Review: The Devil You Know, by Jenn Farrell

Published: July 2010

Finally got around to it: November 2010

Barbed. That’s the first word to come to mind when attempting to describe Jenn Farrell’s second collection of short fiction, The Devil You Know. To break things down to the bare essentials, she’s got shit to say, and you’re damn well gonna listen—if you know what’s good for you.

Over the course of nine acerbic tales of lies, abuse, pregnancy, drugs and dark sexual exploration, Farrell lets us into the mind of an author who has clearly not kept her head in the sand when it comes to analyzing the human stain. Her characters are depicted as open sores—tender, damaged, and prone to causing wicked amounts of pain in return. At the same time, they’re very real, very down to earth, and deeply entrenched in the same personal, psychological and sociological issues we deal with, to varying degrees, every day of our lives.
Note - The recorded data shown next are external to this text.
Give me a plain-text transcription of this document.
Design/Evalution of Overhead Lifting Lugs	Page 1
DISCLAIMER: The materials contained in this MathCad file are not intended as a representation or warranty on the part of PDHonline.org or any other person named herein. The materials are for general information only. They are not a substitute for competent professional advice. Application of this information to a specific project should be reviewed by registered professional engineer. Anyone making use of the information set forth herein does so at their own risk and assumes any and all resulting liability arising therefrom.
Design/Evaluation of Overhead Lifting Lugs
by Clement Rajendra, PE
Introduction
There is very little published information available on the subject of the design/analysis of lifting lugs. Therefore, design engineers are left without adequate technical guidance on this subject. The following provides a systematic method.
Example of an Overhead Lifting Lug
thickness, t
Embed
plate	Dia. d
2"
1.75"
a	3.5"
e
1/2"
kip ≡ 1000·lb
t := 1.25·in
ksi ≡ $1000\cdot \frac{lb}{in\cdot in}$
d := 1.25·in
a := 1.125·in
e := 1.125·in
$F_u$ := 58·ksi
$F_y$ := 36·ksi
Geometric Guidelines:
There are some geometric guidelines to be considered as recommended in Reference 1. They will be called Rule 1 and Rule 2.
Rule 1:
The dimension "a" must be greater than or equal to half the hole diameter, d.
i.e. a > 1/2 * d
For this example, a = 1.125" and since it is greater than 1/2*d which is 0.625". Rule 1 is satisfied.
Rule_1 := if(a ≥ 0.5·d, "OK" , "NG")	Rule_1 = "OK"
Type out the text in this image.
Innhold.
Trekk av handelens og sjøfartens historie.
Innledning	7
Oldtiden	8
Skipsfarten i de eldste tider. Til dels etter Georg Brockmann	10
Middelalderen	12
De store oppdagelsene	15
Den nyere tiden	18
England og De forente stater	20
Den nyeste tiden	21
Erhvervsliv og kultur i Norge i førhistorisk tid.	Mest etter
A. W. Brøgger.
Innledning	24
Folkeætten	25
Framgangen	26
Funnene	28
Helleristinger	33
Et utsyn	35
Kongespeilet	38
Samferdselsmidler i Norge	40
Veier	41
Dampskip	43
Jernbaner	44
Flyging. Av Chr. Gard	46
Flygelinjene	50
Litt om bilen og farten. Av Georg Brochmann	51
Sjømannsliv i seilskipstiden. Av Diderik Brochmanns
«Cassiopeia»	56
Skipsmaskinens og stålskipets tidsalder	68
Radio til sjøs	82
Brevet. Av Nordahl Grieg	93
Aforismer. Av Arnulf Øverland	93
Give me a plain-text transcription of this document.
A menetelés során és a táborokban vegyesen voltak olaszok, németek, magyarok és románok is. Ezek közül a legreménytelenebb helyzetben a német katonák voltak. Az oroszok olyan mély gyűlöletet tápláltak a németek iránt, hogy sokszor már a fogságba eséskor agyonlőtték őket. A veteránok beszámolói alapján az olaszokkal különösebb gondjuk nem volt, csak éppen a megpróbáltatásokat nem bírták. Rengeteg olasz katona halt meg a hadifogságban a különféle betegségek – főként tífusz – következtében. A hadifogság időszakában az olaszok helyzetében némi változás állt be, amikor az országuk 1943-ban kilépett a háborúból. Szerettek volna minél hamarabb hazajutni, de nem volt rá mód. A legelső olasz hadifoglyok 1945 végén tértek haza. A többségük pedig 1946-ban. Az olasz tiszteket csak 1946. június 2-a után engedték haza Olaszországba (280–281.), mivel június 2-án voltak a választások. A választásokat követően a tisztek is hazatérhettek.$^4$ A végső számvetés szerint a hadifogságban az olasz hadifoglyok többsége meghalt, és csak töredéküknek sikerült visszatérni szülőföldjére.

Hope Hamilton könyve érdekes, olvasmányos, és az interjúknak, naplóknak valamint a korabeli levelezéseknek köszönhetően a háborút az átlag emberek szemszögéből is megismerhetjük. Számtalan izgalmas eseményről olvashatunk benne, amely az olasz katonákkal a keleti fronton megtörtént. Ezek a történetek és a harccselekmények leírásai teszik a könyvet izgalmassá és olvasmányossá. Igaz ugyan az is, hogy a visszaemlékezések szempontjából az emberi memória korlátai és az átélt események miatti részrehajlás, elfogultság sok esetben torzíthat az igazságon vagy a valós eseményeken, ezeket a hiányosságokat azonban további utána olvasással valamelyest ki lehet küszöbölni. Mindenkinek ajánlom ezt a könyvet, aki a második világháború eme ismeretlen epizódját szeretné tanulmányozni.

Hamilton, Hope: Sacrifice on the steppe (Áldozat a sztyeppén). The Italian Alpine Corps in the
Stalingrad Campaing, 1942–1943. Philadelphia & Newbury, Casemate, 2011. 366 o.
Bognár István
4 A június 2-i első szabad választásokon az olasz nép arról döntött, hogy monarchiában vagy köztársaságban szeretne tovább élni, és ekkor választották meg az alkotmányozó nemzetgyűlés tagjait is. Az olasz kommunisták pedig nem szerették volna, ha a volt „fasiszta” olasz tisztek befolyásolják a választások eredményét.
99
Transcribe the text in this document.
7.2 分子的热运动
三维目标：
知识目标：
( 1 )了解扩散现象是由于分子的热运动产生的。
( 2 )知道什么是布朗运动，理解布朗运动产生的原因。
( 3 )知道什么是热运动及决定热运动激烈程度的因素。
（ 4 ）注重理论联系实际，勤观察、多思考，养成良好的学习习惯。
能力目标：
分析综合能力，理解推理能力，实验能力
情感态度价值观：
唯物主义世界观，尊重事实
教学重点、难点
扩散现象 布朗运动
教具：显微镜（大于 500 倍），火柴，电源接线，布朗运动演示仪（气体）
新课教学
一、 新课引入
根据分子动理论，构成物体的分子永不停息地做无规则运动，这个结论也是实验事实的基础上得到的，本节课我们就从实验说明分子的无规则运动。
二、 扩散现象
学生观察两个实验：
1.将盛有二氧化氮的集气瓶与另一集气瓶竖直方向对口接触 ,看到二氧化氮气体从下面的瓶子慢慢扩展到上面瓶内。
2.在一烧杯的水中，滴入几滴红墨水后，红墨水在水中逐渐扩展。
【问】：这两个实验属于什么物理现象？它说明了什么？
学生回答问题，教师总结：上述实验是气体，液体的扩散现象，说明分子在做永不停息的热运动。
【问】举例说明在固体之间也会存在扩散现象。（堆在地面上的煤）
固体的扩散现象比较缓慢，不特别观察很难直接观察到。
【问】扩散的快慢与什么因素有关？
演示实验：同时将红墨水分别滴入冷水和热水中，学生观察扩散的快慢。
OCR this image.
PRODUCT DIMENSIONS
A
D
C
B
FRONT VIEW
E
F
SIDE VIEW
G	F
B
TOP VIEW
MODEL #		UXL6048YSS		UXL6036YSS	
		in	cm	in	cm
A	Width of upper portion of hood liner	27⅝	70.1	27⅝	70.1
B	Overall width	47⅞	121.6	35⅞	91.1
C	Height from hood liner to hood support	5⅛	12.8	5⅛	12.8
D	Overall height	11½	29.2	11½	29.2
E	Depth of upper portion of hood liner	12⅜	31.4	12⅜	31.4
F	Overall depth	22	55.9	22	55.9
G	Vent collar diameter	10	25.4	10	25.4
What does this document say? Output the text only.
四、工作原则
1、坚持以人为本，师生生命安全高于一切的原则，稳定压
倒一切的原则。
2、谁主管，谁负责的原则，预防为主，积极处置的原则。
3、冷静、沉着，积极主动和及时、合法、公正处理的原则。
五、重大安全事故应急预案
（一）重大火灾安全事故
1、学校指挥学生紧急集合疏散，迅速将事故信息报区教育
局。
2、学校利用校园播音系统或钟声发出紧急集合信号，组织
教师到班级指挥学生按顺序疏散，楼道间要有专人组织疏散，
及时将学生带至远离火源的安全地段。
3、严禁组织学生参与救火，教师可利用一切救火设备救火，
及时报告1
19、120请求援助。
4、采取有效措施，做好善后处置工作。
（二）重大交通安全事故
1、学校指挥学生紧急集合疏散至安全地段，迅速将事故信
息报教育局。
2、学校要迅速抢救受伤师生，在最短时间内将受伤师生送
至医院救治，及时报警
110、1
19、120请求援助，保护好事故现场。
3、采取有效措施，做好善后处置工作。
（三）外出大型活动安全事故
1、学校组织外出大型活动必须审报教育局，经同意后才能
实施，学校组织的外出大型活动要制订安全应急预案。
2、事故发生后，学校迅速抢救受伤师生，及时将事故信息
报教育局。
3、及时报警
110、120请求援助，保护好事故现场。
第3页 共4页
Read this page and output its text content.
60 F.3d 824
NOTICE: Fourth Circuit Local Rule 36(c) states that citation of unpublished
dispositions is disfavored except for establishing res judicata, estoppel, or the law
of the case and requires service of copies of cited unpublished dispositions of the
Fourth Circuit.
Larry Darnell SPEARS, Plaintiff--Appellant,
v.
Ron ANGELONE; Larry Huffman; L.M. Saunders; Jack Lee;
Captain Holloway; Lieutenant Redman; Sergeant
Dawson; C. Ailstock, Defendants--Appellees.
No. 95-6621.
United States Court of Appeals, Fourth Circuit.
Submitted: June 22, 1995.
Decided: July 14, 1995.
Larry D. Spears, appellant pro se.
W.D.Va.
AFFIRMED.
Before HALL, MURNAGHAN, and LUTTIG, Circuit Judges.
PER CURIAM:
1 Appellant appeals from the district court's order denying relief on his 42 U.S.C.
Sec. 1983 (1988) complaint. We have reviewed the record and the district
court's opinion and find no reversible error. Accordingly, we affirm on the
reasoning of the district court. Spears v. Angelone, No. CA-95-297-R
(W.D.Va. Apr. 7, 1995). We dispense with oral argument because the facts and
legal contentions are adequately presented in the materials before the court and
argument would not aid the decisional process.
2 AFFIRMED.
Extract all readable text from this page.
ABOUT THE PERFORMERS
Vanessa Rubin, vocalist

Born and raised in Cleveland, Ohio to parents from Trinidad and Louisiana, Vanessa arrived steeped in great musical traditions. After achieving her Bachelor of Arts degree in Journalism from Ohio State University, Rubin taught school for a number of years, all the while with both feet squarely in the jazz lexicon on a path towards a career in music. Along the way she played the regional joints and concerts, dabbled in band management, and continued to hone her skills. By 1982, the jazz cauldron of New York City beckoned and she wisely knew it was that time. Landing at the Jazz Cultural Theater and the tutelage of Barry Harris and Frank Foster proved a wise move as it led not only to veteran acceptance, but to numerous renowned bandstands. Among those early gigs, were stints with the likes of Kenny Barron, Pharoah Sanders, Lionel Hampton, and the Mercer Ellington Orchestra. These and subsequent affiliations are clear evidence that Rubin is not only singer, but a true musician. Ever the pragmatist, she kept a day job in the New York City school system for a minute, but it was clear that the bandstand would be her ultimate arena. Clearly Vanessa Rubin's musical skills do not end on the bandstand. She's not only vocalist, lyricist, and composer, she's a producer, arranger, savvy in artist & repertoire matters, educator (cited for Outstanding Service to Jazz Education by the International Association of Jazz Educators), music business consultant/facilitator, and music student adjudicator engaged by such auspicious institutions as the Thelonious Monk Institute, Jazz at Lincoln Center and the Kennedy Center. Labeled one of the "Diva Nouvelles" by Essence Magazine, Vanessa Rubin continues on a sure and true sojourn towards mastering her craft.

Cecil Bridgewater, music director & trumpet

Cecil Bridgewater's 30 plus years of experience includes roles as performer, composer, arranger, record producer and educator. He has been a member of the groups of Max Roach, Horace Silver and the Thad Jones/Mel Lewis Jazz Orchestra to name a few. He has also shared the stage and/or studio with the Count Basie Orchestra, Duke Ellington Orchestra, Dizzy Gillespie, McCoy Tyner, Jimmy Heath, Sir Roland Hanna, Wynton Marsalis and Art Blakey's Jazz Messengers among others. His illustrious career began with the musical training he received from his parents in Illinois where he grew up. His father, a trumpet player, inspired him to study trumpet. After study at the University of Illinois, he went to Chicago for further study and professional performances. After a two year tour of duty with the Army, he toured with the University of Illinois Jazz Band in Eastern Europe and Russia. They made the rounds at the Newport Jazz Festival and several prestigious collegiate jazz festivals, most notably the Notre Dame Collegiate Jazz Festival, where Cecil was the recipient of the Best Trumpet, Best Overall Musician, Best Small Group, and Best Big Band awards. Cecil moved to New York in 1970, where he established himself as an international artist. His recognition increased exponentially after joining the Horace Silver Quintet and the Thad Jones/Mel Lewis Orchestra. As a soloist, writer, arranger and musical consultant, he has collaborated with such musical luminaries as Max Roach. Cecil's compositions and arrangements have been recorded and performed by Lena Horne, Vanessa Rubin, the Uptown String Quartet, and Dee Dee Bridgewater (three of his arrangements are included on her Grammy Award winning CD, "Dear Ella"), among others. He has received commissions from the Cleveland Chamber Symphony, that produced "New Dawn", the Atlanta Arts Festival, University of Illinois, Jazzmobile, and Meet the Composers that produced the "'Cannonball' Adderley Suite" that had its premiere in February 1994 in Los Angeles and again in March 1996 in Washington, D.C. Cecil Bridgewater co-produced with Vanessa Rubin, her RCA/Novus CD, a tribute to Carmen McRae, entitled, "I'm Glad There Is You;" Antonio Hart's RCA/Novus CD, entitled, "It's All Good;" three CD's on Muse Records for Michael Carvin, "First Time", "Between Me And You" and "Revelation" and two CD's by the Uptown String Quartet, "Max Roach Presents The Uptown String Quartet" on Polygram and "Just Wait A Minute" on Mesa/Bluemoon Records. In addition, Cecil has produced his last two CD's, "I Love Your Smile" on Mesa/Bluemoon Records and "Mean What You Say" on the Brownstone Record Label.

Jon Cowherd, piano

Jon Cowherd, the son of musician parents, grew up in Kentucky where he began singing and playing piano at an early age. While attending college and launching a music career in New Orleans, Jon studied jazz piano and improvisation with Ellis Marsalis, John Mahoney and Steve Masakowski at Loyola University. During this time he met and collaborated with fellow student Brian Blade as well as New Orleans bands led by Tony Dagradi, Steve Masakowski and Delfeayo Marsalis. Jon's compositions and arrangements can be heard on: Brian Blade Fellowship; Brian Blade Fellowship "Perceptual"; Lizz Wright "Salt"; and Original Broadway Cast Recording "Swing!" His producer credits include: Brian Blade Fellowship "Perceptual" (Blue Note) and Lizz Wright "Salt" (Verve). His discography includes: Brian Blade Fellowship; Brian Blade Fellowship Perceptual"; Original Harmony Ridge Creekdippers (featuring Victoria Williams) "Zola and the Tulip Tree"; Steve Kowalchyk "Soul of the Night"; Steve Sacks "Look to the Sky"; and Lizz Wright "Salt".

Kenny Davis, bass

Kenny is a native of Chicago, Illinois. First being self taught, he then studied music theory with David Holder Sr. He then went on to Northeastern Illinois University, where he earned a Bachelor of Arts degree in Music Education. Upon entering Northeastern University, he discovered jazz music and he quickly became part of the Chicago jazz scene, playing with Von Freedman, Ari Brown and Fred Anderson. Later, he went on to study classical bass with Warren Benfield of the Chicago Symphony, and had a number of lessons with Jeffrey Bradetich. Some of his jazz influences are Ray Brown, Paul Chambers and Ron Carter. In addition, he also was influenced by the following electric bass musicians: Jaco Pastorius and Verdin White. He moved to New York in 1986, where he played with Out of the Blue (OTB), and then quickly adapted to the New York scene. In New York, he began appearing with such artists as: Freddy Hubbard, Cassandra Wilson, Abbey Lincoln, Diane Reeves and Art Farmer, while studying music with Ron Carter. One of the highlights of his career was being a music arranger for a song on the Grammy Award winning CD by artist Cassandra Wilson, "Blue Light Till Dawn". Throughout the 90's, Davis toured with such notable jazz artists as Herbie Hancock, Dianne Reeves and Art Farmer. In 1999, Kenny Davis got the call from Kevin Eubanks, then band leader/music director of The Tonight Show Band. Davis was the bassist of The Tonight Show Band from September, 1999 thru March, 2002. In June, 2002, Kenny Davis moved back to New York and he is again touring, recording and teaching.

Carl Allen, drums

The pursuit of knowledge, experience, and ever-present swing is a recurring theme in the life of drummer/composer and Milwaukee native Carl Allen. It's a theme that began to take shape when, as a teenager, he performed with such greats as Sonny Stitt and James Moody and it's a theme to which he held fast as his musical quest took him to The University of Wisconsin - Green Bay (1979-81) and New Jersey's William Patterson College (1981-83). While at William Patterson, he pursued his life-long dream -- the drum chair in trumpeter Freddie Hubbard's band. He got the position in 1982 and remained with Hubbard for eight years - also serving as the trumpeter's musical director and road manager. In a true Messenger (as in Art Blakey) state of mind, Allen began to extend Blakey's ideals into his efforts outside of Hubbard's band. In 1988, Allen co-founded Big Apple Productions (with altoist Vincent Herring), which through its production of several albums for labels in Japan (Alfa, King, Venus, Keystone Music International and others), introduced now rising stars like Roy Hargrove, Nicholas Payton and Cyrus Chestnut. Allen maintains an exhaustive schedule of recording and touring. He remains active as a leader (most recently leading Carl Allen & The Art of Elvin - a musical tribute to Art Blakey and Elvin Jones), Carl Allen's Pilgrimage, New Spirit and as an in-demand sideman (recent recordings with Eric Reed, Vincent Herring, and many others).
The characters might seem like extremes when looked at as a shopping-list microcosm of humanity, but digging deeper into their wounds reveals a great deal more than the surface strange would have you believe. It’s then that the tenuous connective tissue becomes something stronger and more resilient, when you realize that you know these people, or you have been one of these people—or you are one of these people.

That’s Farrell’s strength, and the strength of the collected stories in The Devil You Know: to hold up the mirror without having to first smack you across the face with it.